Fcor the last two years, Pakistan's economy has been facing low growth. Earlier this year, the IMF projected 2.4 percent economic growth in 2020. However, after the pandemic WB estimates economic growth in Pakistan will be in the negative and it will fall into recession.
The Covid-19 pandemic has exacerbated vulnerabilities to both the health system and economy. With the lockdown and reduced economic activity, tax collection will certainly drop for which the government has already lowered its ambition from Rs5.5 trillion to Rs4.8 trillion but under the current circumstances it seems a daunting challenge to even collect Rs4.8 trillion. In a few weeks millions of people have become jobless, requiring immediate assistance to survive.
On the other hand, the resource requirement for the health system has increased to cope with the pandemic. Pakistan’s investment in health has been very low in the past, affecting its capacity to deal with any large-scale catastrophe. As a result, Pakistan lacks cash, but also the capacity to raise money or use debt to respond, as the rich countries are doing.
Despite all these challenges, the government of Pakistan has announced a Rs1.2 trillion economic package to support its poor people and provide essential support for businesses to survive. But given the scale and longevity of the crisis and its impact, this is not enough.
The emergency and the immediate impacts of Covid-19 are happening now, so it is urgent to have resources available as soon as possible. Using money reserved for debt repayments to fight the Covid-19 pandemic is the smartest thing to do.
If the debt payment for the year 2020 is cancelled, the government of Pakistan will have additional resources of Rs2,418 billion (about half of the revenue collection in the current fiscal year) , twice the amount of the announced relief package (Rs1200 billion).
In 2020 Pakistan’s estimated population is 220 million and per capita debt payment stands at $67.27 which is Rs10,992 @ 163.40/1 USD. If debt is cancelled there will be instantly Rs10,992/- available per capita. Assuming that the bottom fifth quintile 44 million people are poor, there will be Rs54, 961 available for each poor person with only one year’s debt cancellation.
This is a very critical time for the government of Pakistan to support its vulnerable citizens, especially people who have lost their work and were hardly a single medical bill away from slipping into poverty.
The devastating economic consequence of the pandemic on small businesses is also visible when a country enters the fourth week of lockdown. Small businesses were already under severe trouble and the Covid-19 crisis has further shattered them. Small businesses will require targeted government support to survive.
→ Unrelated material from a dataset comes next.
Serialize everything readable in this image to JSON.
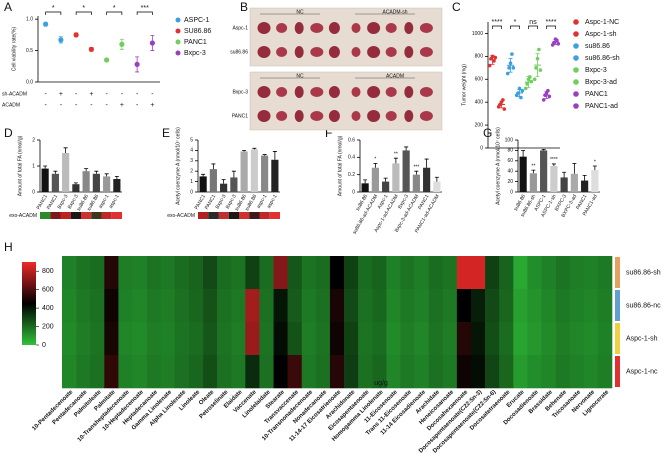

The recent G20 announcement, and IMF, World Bank and ADB support is a welcome step but insufficient and even mere window-dressing given the scale of the crisis. The World Bank painted a very dire picture of economic growth for three years, therefore rescheduling debt or fresh loans will only add to the heavy debt portfolio and push millions into poverty and desperation. The only solution is complete cancellation of debt.
It is incumbent upon the government of Pakistan to ensure that the entire additional money availed through debt cancellation or aid is spent on social protection, boosting health expenditure and supporting small business. The government must put in place a strong, transparent monitoring and accountability mechanism to avoid waste and slipping of resources on anything other than the pandemic response.
The writer is an Islamabad-based environmental and human rights activist.